Dec. 2nd, 2018

shewhomust: (galleon)
We knew there was a Captain Pugwash exhibition at Ushaw College - actually, Ushaw having been until not so very long ago a catholic seminary, an exhibition of the work of John Ryan, creator of Captain Pugwash and long-time cartoonist for the Catholic Herald - and had every intention of visiting it, sooner or later. Then, on Wednesday, I received an e-mail: sorry about the misinformation in the previous e-mail, Isabel Ryan will be lecturing on her father's work on 29th NOVEMBER.... I hadn't seen any previous e-mail, and the 29th was the next day, but we decided to go for it - and I'm glad we did, because the exhibition was charming but, let's say "minimalist", and the talk was excellent and provided all sorts of material that wasn't in the exhibition. So, here's the Captain Pugwash exhibition website, and here's the exhibition at Ushaw:

Ahoy me hearties!


Things could have been better organised. )

However. The talk itself was joyful. My memories of Captain Pugwash are of the television series (and accompanied by the Trumpet Hornpipe, known in this household as 'the Black Pig', after Captain Pugwash's ship). I had forgotten, if I ever knew, that it started out as a comic. The first Captain Pugwash strip appeared in the first issue of the Eagle, but after a few weeks, Eagle decided that Pugwash was 'too childish' for them, so Ryan drew them Harris Tweed instead. Him i do remember as a comic, and Lettice Leefe, too, though I don't think I ever connected them with Captain Pugwash.

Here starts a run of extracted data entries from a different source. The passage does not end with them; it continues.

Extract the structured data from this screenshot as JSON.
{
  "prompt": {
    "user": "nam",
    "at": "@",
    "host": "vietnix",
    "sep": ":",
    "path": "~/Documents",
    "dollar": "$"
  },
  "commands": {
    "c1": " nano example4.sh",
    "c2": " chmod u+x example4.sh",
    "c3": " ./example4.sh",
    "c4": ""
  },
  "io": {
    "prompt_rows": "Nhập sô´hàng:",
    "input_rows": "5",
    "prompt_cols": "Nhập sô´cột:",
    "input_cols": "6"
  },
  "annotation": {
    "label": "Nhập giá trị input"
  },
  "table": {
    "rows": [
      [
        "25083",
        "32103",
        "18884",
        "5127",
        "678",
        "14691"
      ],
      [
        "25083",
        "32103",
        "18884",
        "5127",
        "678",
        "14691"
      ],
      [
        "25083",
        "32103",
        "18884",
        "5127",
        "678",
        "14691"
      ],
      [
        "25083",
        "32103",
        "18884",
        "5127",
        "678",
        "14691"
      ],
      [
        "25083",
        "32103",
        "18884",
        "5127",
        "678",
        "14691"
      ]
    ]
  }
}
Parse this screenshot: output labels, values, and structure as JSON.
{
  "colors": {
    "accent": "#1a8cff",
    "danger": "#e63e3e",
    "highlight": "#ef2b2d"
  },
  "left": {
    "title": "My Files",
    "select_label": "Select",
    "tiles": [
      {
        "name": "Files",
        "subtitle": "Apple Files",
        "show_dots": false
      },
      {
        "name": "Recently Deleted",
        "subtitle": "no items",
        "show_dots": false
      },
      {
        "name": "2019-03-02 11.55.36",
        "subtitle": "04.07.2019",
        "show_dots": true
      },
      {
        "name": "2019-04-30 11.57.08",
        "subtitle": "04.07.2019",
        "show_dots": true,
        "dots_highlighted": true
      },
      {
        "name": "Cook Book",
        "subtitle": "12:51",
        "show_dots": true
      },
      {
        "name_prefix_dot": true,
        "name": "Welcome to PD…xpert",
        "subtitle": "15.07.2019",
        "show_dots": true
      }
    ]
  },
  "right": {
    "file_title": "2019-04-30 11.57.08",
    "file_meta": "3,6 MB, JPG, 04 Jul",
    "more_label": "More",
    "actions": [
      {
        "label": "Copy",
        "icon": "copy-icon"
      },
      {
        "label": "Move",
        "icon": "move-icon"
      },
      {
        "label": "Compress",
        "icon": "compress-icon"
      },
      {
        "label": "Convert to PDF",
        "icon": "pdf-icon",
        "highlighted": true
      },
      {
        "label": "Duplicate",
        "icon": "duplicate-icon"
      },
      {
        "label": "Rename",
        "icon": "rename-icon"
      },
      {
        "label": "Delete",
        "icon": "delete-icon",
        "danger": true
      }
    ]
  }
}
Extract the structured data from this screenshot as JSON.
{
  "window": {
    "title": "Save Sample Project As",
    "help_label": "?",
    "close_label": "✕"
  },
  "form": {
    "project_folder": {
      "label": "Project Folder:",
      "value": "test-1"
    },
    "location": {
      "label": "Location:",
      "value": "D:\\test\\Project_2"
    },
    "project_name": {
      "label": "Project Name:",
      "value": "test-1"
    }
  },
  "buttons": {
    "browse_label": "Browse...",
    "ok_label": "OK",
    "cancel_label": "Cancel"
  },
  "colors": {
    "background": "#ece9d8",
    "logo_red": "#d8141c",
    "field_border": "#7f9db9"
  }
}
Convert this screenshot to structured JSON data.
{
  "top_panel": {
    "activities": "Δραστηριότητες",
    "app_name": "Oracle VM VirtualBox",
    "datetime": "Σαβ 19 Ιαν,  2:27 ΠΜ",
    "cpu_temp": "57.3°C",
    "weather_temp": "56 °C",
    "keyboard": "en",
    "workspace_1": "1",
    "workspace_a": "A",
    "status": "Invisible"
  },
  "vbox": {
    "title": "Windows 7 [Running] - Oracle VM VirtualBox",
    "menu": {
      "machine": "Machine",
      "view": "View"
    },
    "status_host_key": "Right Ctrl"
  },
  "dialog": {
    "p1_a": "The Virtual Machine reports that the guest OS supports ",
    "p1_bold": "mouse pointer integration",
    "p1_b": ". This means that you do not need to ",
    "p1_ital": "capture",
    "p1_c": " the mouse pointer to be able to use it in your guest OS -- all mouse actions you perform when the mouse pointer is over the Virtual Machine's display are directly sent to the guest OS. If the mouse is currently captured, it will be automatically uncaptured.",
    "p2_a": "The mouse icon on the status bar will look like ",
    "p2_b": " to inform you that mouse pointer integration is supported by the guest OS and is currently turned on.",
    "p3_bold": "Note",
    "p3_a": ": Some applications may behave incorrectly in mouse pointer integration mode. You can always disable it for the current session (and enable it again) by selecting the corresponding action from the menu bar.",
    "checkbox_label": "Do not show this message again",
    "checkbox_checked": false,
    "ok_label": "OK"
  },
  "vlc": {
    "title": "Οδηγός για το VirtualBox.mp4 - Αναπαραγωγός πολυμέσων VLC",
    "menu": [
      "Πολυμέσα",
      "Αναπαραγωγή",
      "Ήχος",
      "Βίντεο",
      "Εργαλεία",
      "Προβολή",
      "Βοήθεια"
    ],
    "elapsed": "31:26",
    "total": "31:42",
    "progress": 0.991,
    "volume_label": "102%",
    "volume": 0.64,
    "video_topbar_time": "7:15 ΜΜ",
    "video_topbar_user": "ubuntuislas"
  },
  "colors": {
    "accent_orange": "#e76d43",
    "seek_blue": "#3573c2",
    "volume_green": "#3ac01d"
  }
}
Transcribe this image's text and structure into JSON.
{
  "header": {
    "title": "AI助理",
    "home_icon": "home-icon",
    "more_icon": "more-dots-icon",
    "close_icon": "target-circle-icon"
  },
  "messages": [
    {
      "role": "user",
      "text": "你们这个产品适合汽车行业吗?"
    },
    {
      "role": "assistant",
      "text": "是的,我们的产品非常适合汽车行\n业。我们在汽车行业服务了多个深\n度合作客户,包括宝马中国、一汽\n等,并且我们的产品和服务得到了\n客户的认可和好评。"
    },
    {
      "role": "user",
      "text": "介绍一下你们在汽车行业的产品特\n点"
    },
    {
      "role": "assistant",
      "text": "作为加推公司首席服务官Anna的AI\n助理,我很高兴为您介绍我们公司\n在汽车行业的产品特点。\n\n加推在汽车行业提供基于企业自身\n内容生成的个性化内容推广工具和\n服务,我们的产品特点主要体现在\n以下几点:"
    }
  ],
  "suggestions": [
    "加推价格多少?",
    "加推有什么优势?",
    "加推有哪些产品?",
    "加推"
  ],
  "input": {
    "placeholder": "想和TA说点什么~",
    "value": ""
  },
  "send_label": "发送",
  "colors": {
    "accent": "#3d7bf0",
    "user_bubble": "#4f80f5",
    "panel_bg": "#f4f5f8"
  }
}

Meanwhile, the Pugwash strip found a home in the Radio Times, and from there it was a small step to the BBC asking for a television version. It seems to have been Ryan's idea to animate this by combining static images with a limited number of moving parts - eyes, mouths, arms, a ship at sea - which could be operated using cardboard levers, in time with the soundtrack. Amazingly, the first episodes were broadcast live, with Ryan and his wife frantically pulling and pushing the cardboard tabs, and trying not to giggle as Peter Hawkins played all the voices. This must have been absolutely chaotic, and they soon started to film the show. Isabel Ryan had brought some examples of scenes with moving parts, for her audience to try out; she told us that on her much delayed train to Durham the previous day she had had an entire carriage of travellers acting out scenes, and so caught up in the process that when they finally saw a train pass their windows, they cried in unison no, it's the scenery that's moving!